Journal of Child Language
- Discipline: Linguistics
- Language: English
- Edited by: Elma Blom, Melanie Soderstrom

Publication details
- History: 1974–present
- Publisher: Cambridge University Press
- Frequency: Bimonthly
- Open access: Yes
- License: Creative Commons
- Impact factor: 1.7 (2023)

Standard abbreviations
- ISO 4: J. Child Lang.

Indexing
- ISSN: 0305-0009 (print) 1469-7602 (web)
- LCCN: 76649848
- OCLC no.: 485704851

Links
- Journal homepage; Online access; Online archive;

= Journal of Child Language =

The Journal of Child Language is a bimonthly peer-reviewed academic journal covering all aspects of the study of language behavior in children, the principles which underlie it, and the theories which may account for it. This includes various aspects of linguistics such as phonology, phonetics, morphology, syntax, vocabulary, semantics, pragmatics, and sociolinguistics. Its editors-in-chief are Elma Blom (Utrecht University) and Melanie Soderstrom (University of Manitoba). It was established in 1974 with David Crystal (Bangor University) as its founding editor. The journal is published by Cambridge University Press and is fully open access.
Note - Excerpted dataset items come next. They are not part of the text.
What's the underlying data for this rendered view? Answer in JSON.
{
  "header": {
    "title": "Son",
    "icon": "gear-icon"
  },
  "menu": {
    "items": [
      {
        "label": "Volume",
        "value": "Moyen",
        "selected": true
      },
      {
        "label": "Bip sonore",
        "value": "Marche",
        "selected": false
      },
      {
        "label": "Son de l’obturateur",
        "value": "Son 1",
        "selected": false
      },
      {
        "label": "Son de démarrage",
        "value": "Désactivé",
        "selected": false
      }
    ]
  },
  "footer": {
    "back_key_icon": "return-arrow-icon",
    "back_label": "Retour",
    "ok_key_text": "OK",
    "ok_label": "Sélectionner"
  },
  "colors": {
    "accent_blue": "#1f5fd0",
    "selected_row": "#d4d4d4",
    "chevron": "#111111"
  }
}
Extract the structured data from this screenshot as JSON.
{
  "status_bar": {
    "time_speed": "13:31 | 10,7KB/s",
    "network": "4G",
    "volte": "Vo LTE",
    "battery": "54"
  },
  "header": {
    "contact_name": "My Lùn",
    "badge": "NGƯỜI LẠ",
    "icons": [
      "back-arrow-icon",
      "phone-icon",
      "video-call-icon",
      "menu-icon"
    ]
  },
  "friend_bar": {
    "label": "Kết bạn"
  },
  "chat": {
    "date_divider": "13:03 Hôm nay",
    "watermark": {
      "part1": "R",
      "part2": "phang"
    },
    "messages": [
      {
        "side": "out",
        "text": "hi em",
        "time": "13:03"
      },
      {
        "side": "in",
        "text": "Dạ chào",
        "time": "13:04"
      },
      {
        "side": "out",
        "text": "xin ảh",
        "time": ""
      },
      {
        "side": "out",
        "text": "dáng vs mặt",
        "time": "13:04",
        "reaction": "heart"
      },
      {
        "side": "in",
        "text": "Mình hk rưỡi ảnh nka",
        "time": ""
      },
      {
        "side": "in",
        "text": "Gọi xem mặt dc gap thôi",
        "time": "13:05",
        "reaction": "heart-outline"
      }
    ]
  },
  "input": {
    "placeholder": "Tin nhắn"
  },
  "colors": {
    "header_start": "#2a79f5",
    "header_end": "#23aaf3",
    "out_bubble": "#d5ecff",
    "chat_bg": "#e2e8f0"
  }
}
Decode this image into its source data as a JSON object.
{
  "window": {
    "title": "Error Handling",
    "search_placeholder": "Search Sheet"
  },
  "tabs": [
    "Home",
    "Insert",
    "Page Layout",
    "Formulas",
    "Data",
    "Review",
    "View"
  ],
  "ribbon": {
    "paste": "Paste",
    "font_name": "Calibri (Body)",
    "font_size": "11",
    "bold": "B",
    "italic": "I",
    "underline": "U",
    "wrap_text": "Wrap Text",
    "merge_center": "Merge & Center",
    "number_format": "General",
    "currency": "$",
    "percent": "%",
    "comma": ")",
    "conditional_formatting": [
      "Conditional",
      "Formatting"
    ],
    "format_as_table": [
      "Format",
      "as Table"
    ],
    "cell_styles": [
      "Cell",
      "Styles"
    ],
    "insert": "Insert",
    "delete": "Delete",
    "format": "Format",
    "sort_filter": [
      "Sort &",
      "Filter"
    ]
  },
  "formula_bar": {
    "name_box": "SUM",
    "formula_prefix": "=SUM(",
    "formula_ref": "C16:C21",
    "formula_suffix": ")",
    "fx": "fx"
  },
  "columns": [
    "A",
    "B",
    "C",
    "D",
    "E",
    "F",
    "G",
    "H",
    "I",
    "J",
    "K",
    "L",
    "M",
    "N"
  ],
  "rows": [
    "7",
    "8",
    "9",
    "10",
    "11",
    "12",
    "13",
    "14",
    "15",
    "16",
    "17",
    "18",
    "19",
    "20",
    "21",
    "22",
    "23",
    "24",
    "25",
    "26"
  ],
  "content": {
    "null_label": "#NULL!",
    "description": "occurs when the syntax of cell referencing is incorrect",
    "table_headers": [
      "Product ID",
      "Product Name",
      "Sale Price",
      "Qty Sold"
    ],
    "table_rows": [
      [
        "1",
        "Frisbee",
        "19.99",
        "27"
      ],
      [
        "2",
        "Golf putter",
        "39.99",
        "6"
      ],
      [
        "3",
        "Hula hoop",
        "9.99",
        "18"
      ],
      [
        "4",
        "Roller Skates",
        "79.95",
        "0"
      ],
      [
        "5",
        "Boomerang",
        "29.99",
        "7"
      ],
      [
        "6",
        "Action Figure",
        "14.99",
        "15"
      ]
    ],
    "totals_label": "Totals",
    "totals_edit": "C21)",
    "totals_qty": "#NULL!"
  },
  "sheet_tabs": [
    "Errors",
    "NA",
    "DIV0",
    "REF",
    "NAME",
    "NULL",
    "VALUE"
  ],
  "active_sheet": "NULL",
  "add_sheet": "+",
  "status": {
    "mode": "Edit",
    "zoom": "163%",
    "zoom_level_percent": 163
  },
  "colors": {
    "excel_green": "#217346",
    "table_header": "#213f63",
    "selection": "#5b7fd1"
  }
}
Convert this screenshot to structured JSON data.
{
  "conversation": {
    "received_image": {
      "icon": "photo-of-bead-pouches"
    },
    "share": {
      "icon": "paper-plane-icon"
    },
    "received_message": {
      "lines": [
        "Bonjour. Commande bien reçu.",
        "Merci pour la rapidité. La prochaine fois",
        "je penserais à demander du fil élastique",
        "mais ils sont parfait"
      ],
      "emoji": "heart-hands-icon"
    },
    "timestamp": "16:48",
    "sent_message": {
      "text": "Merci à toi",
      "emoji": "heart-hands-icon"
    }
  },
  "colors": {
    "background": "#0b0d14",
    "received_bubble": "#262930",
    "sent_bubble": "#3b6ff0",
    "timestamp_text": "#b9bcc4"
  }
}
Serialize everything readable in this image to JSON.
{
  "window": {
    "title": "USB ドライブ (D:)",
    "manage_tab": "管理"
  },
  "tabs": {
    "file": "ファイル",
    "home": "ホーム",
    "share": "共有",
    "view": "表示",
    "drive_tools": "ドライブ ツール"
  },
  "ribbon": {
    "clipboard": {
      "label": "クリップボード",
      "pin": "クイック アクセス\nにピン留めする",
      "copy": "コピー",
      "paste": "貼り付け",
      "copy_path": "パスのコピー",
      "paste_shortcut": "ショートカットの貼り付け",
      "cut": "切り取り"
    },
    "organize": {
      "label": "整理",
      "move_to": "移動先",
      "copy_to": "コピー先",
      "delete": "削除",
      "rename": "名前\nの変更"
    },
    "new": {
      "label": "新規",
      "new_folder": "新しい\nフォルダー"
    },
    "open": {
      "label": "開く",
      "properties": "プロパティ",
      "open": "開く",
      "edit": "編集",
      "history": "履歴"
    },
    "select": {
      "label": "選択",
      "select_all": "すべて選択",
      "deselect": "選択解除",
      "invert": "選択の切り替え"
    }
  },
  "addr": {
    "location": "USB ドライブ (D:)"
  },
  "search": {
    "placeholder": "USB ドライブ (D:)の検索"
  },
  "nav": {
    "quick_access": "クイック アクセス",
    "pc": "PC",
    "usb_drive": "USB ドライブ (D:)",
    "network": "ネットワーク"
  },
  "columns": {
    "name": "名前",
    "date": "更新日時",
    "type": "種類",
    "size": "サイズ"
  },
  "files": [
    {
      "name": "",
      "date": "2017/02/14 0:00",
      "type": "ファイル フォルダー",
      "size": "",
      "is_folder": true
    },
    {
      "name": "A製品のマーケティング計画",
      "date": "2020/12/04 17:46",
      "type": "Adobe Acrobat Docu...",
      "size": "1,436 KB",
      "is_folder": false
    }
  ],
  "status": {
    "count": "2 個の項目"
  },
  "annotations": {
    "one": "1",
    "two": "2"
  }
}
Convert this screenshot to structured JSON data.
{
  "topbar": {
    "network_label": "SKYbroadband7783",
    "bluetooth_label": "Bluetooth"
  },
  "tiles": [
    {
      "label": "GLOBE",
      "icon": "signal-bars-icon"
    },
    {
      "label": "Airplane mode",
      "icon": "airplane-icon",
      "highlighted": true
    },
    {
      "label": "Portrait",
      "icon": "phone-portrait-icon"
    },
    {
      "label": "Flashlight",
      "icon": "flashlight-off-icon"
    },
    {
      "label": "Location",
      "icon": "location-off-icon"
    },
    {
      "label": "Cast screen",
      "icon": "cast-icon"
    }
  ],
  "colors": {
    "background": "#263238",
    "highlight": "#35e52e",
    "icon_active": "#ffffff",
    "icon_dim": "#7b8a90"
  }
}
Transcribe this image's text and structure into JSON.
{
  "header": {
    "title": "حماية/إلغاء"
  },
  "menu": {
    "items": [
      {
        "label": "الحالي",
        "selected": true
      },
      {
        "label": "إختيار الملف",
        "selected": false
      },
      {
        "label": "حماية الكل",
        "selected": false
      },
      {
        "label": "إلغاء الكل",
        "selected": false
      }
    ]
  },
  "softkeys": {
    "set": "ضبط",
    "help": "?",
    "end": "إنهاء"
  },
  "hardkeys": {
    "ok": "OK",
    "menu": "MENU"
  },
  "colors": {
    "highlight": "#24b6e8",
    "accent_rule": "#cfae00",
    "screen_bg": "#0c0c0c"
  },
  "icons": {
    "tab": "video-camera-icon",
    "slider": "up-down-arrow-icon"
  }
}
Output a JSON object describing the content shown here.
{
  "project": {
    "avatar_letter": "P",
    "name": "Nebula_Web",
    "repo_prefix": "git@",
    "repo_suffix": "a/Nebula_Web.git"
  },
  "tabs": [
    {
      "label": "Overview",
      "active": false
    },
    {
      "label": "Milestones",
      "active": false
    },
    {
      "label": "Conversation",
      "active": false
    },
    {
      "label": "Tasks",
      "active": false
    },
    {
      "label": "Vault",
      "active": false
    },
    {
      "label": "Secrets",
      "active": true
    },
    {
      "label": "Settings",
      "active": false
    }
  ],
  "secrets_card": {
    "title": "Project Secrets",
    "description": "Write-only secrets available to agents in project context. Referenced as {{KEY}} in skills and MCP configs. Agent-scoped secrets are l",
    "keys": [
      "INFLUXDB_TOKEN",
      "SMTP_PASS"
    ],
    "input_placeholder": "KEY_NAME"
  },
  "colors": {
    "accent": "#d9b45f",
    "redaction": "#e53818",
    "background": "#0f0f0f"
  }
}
It is the official journal of the International Association for the Study of Child Language.

== Abstracting and indexing ==
The journal is abstracted and indexed in:

- Arts and Humanities Citation Index
- EBSCO databases
- Linguistics and Language Behavior Abstracts
- MLA International Bibliography
- Scopus
- Social Sciences Citation Index

According to the Journal Citation Reports, the journal has a 2023 impact factor of 1.7.